Third-Eye laughed appreciatively. ‘These Jan’Tep. Take away their little magics and they become like lost babes in the woods.’

‘We’ve never done anything to you!’ I shouted, pulling against the rope that held my wrists. ‘The war between the Jan’Tep and the Mahdek happened three hundred years ago!’

‘Ah,’ the leader said, his voice almost a whisper, ‘but the effects of that war? They just keep going on and on, don’t they?’

The little dog, the poor creature drawn by Shalla’s power, was only inches away from her now, sniffing in the air as though it could smell her magic. Within moments it would touch her and the bonding would take place. It would be over for Shalla. She’d be weak and sick for her whole life.

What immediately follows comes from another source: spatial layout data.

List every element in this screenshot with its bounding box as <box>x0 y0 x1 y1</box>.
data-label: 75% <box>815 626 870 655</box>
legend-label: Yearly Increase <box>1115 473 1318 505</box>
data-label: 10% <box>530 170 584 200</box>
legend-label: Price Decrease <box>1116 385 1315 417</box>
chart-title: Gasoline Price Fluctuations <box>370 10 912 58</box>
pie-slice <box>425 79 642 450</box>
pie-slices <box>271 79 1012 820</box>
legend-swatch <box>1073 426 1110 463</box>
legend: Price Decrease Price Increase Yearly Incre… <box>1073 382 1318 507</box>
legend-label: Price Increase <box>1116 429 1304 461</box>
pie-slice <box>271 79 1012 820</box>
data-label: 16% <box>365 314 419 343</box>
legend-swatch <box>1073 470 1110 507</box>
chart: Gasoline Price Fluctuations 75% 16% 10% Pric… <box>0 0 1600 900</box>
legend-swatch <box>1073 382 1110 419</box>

I convinced Father to let you be my watcher. You’re going to protect me.

This was my fault. I was the watcher. I was supposed to keep this from happening. Damn you, spirits of our ancestors. Damn you all. How could you let me fail again? In hopeless agony I reached out with my will as I’d been doing before. If there was another animal nearby, maybe it could … I didn’t know what it could do, but I was desperate. All I could do was try. I concentrated again on the summoning. Te-me’en-ka. Te-me’en-ka.

‘It’s taking too long,’ Third-Eye said. ‘If the parents really were scrying, then they’ll be close now.’

‘Almost there now,’ Horns whispered. ‘Almost there.’

Despite my efforts to focus, I couldn’t help but open my eyes. The sick little dog was extending a scabby paw towards Shalla.

‘No,’ I said, pleading. ‘Please, no.’

Horns nodded. ‘Let it happen, Kellen, just let it—’

Before I could ask how the man knew my name, he was cut off by the sound of something in the branches high above us. I looked up, but whatever it was ran too fast for me to make out anything other than the briefest glimpses of brown fur. It ran along the branches on four legs and I guessed its body to be about two feet long. It was hard to be sure though, because the colour and lines of its coat were so much like the tree bark it seemed to melt into the branches.